The research philosophy of the RILCIE program can be summarized by the following catchwords: 1 system, 2 layers, 3 thrusts, and 4 dimensions. They are briefly explained below.

One Interdependent System

The research program takes the system of systems approach by treating all infrastructure systems as a component of the whole urban infrastructure system. Although the major achievements so far are still largely involved an isolated infrastructure system, the long-term goal of the program is to develop the RILCIE theory to address the silo effects existing in every cluster of the infrastructure ecology. The program has studied most of the infrastructure systems except the information and communication technology (ICT) systems. The current research in structural robustness and infrastructure asset management will be extended to cover urban infrastructure resilience under climate change and extreme events.

Figure 1: One interdependent system of infrastructure systems.

Two Layers

The two layers refers to the two-layer engineering research strategy the Program is taking. At the bottom is fundamental research related to risk and reliability modelling, system analysis, and decision theory. At the top is applied research that involves specific methods and tools for specific tasks in design and management of the infrastructure systems. This strategy can ensure that at the one hand the whole research group shares a common research ideal in the conceptual and methodological level, whereas each member in the group may make his or her individual contribution to specific engineering problems.

Three Main Thrusts

Currently, the research is broadly divided into three main thrusts around the common theme of risk and uncertainty. They are structural safety and robustness, large project delivery, and infrastructure asset management, which roughly correspond to the design, construction, and operation and maintenance, respectively.

Figure 2: The three main research thrusts around risk and uncertainty: structural safety and robustness, infrastructure asset management, and large project delivery

Four Dimensions

The systems approach taking by the RILCIE program considers the following four dimensions (Figure 3):

Figure 3: The four dimensions of civil engineering systems analysis, design and management

  • The lifecycle dimension refers to the fact that issues at any phase of the lifecycle must be investigated and solved under the whole lifecycle lens. A quality of documents issue occurred in the design and development stage may be affected by insufficient scoping during the upfront planning stage, and affect the bidding and construction.
  • The scale dimension of systems analysis suggests that any civil engineering systems analysis must deal with multi-scale modelling. As shown in the figure, this involves not only the technical modelling starting from material behaviour through components to the system, but also the interface modelling for a system of systems (i.e. network) and the soft aspect in legal, institutional and governance modelling.
  • The risk and uncertainty dimension is also the knowledge dimension.

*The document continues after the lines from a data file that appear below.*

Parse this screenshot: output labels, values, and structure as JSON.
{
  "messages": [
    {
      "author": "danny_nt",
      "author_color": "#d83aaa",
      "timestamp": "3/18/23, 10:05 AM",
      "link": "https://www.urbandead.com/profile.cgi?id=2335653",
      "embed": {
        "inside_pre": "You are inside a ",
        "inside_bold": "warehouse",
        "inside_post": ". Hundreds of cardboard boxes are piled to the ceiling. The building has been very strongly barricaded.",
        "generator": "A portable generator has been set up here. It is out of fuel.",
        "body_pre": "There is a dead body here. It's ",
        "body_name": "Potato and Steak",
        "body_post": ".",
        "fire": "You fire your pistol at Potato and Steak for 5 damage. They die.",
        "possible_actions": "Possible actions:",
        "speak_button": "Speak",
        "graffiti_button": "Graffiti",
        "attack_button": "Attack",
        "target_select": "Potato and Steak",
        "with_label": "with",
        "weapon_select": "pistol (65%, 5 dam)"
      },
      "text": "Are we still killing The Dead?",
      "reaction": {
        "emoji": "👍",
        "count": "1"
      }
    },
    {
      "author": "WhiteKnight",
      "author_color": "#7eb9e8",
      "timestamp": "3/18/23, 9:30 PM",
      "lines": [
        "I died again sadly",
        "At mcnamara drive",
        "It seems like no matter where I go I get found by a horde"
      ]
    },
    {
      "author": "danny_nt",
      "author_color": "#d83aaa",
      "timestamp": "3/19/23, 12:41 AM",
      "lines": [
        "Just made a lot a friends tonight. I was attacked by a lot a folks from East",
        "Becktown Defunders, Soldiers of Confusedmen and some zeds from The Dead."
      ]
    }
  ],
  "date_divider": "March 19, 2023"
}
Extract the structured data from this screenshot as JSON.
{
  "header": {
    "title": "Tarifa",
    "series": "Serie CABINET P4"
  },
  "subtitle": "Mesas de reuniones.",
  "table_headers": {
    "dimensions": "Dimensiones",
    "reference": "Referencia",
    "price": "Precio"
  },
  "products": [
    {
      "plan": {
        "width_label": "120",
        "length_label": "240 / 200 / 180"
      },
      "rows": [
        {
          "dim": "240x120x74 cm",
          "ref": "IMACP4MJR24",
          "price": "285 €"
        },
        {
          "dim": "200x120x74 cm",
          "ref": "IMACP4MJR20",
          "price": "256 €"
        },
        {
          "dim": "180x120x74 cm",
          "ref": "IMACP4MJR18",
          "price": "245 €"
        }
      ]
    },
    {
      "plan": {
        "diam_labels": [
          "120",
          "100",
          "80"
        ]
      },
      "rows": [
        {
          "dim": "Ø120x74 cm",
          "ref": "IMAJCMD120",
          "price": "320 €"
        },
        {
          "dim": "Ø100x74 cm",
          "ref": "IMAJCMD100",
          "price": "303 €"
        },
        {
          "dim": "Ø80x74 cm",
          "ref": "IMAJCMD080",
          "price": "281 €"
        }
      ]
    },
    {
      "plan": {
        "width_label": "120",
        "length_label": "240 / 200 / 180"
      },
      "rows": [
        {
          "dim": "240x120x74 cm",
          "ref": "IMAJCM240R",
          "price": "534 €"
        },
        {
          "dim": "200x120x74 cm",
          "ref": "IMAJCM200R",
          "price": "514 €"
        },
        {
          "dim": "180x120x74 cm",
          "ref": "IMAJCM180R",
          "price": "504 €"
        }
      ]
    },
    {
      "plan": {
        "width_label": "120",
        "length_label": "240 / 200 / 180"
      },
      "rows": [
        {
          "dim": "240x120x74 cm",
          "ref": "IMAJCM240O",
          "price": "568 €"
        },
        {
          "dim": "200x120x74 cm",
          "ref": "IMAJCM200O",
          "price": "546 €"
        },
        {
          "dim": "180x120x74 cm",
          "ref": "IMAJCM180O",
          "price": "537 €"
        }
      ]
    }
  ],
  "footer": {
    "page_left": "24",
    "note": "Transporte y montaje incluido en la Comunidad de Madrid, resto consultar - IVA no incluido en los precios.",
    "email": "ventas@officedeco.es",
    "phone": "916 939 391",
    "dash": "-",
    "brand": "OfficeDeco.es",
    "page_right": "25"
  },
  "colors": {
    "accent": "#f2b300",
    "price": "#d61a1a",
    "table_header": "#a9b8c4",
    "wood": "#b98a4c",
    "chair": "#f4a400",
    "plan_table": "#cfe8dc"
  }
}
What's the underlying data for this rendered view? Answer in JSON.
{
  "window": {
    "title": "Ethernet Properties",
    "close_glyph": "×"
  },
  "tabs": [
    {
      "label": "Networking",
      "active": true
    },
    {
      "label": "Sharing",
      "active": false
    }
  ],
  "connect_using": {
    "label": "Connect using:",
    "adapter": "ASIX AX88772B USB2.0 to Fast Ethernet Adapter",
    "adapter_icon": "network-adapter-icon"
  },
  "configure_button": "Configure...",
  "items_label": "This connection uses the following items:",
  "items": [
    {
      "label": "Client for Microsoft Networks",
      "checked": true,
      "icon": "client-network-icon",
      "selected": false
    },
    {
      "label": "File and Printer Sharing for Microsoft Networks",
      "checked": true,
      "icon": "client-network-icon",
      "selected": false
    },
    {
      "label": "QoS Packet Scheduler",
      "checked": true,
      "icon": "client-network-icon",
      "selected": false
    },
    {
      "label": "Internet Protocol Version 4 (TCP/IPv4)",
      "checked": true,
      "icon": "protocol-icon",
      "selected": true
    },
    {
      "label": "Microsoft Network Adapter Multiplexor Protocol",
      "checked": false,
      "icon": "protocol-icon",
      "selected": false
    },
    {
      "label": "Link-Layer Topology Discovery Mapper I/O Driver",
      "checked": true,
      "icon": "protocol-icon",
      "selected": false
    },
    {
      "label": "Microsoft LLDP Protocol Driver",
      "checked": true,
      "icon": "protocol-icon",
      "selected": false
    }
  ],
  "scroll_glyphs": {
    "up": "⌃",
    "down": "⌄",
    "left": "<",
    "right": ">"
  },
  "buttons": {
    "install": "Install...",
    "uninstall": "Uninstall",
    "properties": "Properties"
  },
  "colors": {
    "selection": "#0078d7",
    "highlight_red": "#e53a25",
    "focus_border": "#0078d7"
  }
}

As the well-known risk analysis researcher, Professor Terje Aven, rightfully pointed out: risk management is all about knowledge management. Civil systems engineering and management must equally address what are known and what are unknown.
  • The human and institutional dimension has been explained in the scale dimension, but it is highlighted here for its importance. Civil engineering research traditionally focused on the hard, technological aspect of the system, whereas the soft aspect related to the legal, societal, institutional and governance issues have not been given the due share of investigation. Part of the RILCIE program wants to take such a balanced approach by considering both hard and soft problems before proposing a truly systems, holistic solution in order to avoid the ‘solution-becomes-a-problem’ curse. The research in all three research thrusts touch upon the soft side. For example, in the development an optimal robustness-based design for reinforced concrete frame structures under progressive collapse threats, we considered not only the nonlinear pushdown and probabilistic risk analysis, but also the societal risk preference towards the low-probability-high-consequence feature of the progressive collapse threats. Similarly, in large public infrastructure delivery, the cost overrun issue, quality of document issues, dispute resolutions, and so on, all must be examined in the given social norms and contractual environments. Governance through design codes, technical standards, contracts, regulations, and the like, must be taken into considerations as well.